Many parents believe that they can protect their children from everything, if you will keep them under tight control. But a recent study by scientists from the UK have found that excessive parental concern about their child can become harmful. They found that parental care beyond measure, can make a child more vulnerable to the realities of life, as in this case, the child cease to develop such useful qualities as self-assertion and independence. Therefore, such children often become the subject of ridicule from their peers and the victims of bullies. In addition, it may mean that the parents become dependent on their children.
This conclusion scientists have come as a result of analysis of 70 studies, which were attended by 200 thousand children. The analysis of the experts from the University of Warwick have also demonstrated that the more severe were brought up with children in their families, the more brutally they were treated bullies, and even higher among these children was a risk to become their victims. As noted by the researchers, warm parental relationship, coupled with a solid education is much reduced risk of being zatravlenny their peers.

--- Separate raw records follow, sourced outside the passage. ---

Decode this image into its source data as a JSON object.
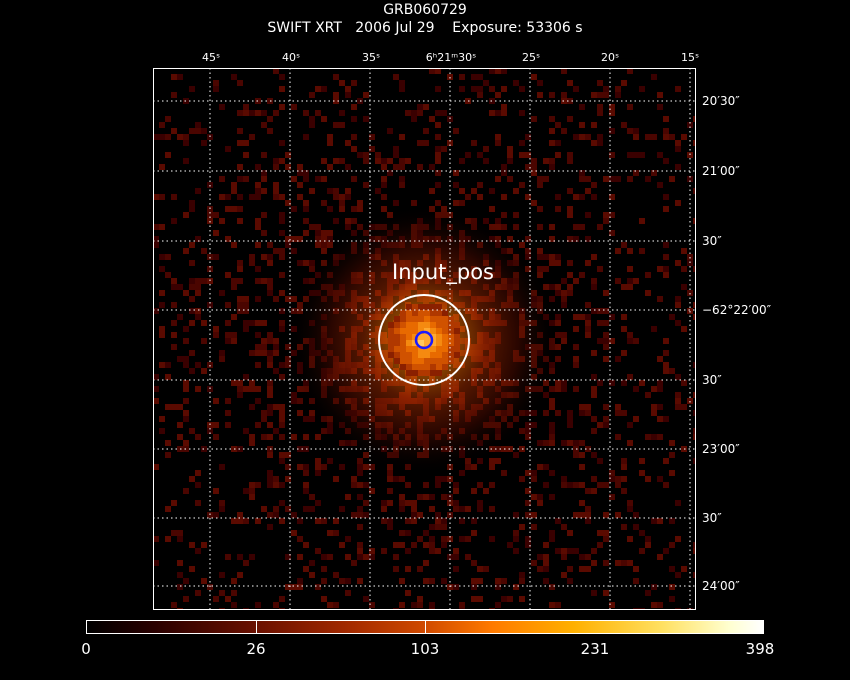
{
  "header": {
    "title": "GRB060729",
    "subtitle": "SWIFT XRT   2006 Jul 29    Exposure: 53306 s"
  },
  "axes": {
    "ra_labels": [
      {
        "text": "45ˢ"
      },
      {
        "text": "40ˢ"
      },
      {
        "text": "35ˢ"
      },
      {
        "text": "6ʰ21ᵐ30ˢ"
      },
      {
        "text": "25ˢ"
      },
      {
        "text": "20ˢ"
      },
      {
        "text": "15ˢ"
      }
    ],
    "dec_labels": [
      {
        "text": "20′30″"
      },
      {
        "text": "21′00″"
      },
      {
        "text": "30″"
      },
      {
        "text": "−62°22′00″"
      },
      {
        "text": "30″"
      },
      {
        "text": "23′00″"
      },
      {
        "text": "30″"
      },
      {
        "text": "24′00″"
      }
    ]
  },
  "source": {
    "label": "Input_pos"
  },
  "colorbar": {
    "labels": [
      "0",
      "26",
      "103",
      "231",
      "398"
    ]
  },
  "colors": {
    "background": "#000000",
    "grid": "#ffffff",
    "marker_inner": "#1a1aff",
    "marker_outer": "#ffffff"
  }
}
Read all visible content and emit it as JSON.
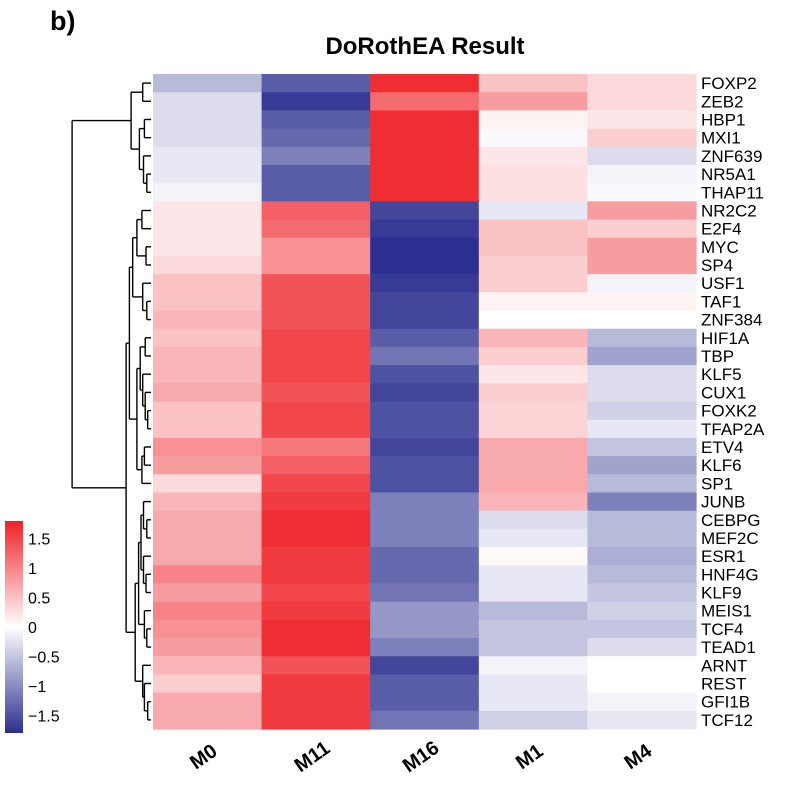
{
  "panel_label": "b)",
  "chart_data": {
    "type": "heatmap",
    "title": "DoRothEA Result",
    "columns": [
      "M0",
      "M11",
      "M16",
      "M1",
      "M4"
    ],
    "rows": [
      "FOXP2",
      "ZEB2",
      "HBP1",
      "MXI1",
      "ZNF639",
      "NR5A1",
      "THAP11",
      "NR2C2",
      "E2F4",
      "MYC",
      "SP4",
      "USF1",
      "TAF1",
      "ZNF384",
      "HIF1A",
      "TBP",
      "KLF5",
      "CUX1",
      "FOXK2",
      "TFAP2A",
      "ETV4",
      "KLF6",
      "SP1",
      "JUNB",
      "CEBPG",
      "MEF2C",
      "ESR1",
      "HNF4G",
      "KLF9",
      "MEIS1",
      "TCF4",
      "TEAD1",
      "ARNT",
      "REST",
      "GFI1B",
      "TCF12"
    ],
    "values": [
      [
        -0.6,
        -1.4,
        1.7,
        0.5,
        0.3
      ],
      [
        -0.3,
        -1.7,
        1.2,
        0.8,
        0.3
      ],
      [
        -0.3,
        -1.4,
        1.7,
        0.1,
        0.2
      ],
      [
        -0.3,
        -1.3,
        1.7,
        -0.05,
        0.4
      ],
      [
        -0.2,
        -1.1,
        1.7,
        0.2,
        -0.3
      ],
      [
        -0.2,
        -1.4,
        1.7,
        0.25,
        -0.1
      ],
      [
        -0.1,
        -1.4,
        1.7,
        0.25,
        -0.05
      ],
      [
        0.2,
        1.3,
        -1.6,
        -0.2,
        0.8
      ],
      [
        0.2,
        1.2,
        -1.7,
        0.5,
        0.4
      ],
      [
        0.2,
        0.9,
        -1.8,
        0.5,
        0.8
      ],
      [
        0.3,
        0.9,
        -1.8,
        0.4,
        0.8
      ],
      [
        0.5,
        1.4,
        -1.7,
        0.4,
        -0.1
      ],
      [
        0.5,
        1.4,
        -1.6,
        0.1,
        0.1
      ],
      [
        0.6,
        1.4,
        -1.6,
        0.0,
        0.0
      ],
      [
        0.5,
        1.5,
        -1.4,
        0.6,
        -0.6
      ],
      [
        0.6,
        1.5,
        -1.2,
        0.4,
        -0.8
      ],
      [
        0.6,
        1.5,
        -1.5,
        0.2,
        -0.3
      ],
      [
        0.7,
        1.4,
        -1.6,
        0.4,
        -0.3
      ],
      [
        0.5,
        1.5,
        -1.5,
        0.35,
        -0.4
      ],
      [
        0.5,
        1.5,
        -1.5,
        0.35,
        -0.2
      ],
      [
        0.9,
        1.1,
        -1.6,
        0.7,
        -0.5
      ],
      [
        0.8,
        1.3,
        -1.5,
        0.7,
        -0.8
      ],
      [
        0.3,
        1.5,
        -1.5,
        0.7,
        -0.6
      ],
      [
        0.6,
        1.6,
        -1.1,
        0.6,
        -1.1
      ],
      [
        0.7,
        1.7,
        -1.1,
        -0.3,
        -0.6
      ],
      [
        0.7,
        1.7,
        -1.1,
        -0.2,
        -0.6
      ],
      [
        0.7,
        1.6,
        -1.3,
        0.05,
        -0.7
      ],
      [
        1.0,
        1.6,
        -1.3,
        -0.2,
        -0.6
      ],
      [
        0.8,
        1.5,
        -1.2,
        -0.2,
        -0.5
      ],
      [
        1.0,
        1.6,
        -0.9,
        -0.6,
        -0.4
      ],
      [
        0.9,
        1.7,
        -0.9,
        -0.5,
        -0.5
      ],
      [
        0.8,
        1.7,
        -1.1,
        -0.5,
        -0.3
      ],
      [
        0.6,
        1.4,
        -1.6,
        -0.1,
        0.0
      ],
      [
        0.4,
        1.6,
        -1.4,
        -0.2,
        0.0
      ],
      [
        0.7,
        1.6,
        -1.4,
        -0.2,
        -0.1
      ],
      [
        0.7,
        1.6,
        -1.2,
        -0.4,
        -0.2
      ]
    ],
    "color_scale": {
      "ticks": [
        1.5,
        1,
        0.5,
        0,
        -0.5,
        -1,
        -1.5
      ],
      "tick_labels": [
        "1.5",
        "1",
        "0.5",
        "0",
        "−0.5",
        "−1",
        "−1.5"
      ],
      "range": [
        -1.8,
        1.8
      ],
      "low_color": "#2B2F8F",
      "mid_color": "#FFFFFF",
      "high_color": "#EE2228"
    },
    "legend_placement": "bottom-left",
    "row_dendrogram": true,
    "xlabel": "",
    "ylabel": ""
  }
}
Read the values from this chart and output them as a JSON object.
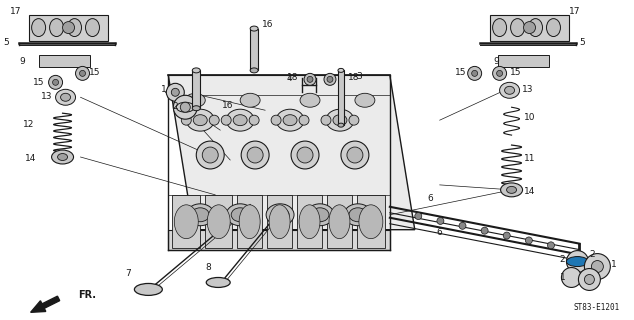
{
  "background_color": "#ffffff",
  "line_color": "#1a1a1a",
  "text_color": "#1a1a1a",
  "figsize": [
    6.34,
    3.2
  ],
  "dpi": 100,
  "diagram_ref": "ST83-E1201"
}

According to one of the authors of scientific works of Dr. Dieter Wolf, in the upbringing of the child parental control and support, as well as their participation is simply necessary, but at the same time, the parent excessive protection can only harm the child in his socialization. Children need support, but some parents are trying to create for their children a kind of impenetrable buffer through which can not penetrate no negative emotion. In the end, this is not a protection, because the children are not looking for methods on how to cope with their abusers, making them even more vulnerable. Parents should remember that they will not be allowed to sit with their children at one school, summed up the scientist.
The most effective teachers are those parents who set their own rules of conduct, but at the same time continue to stay with their children's friends. Such parents superficial look at the small conflicts of their children's classmates, and I never interfere with them, allowing your child to feel that is a dispute, and how to get out of it a winner.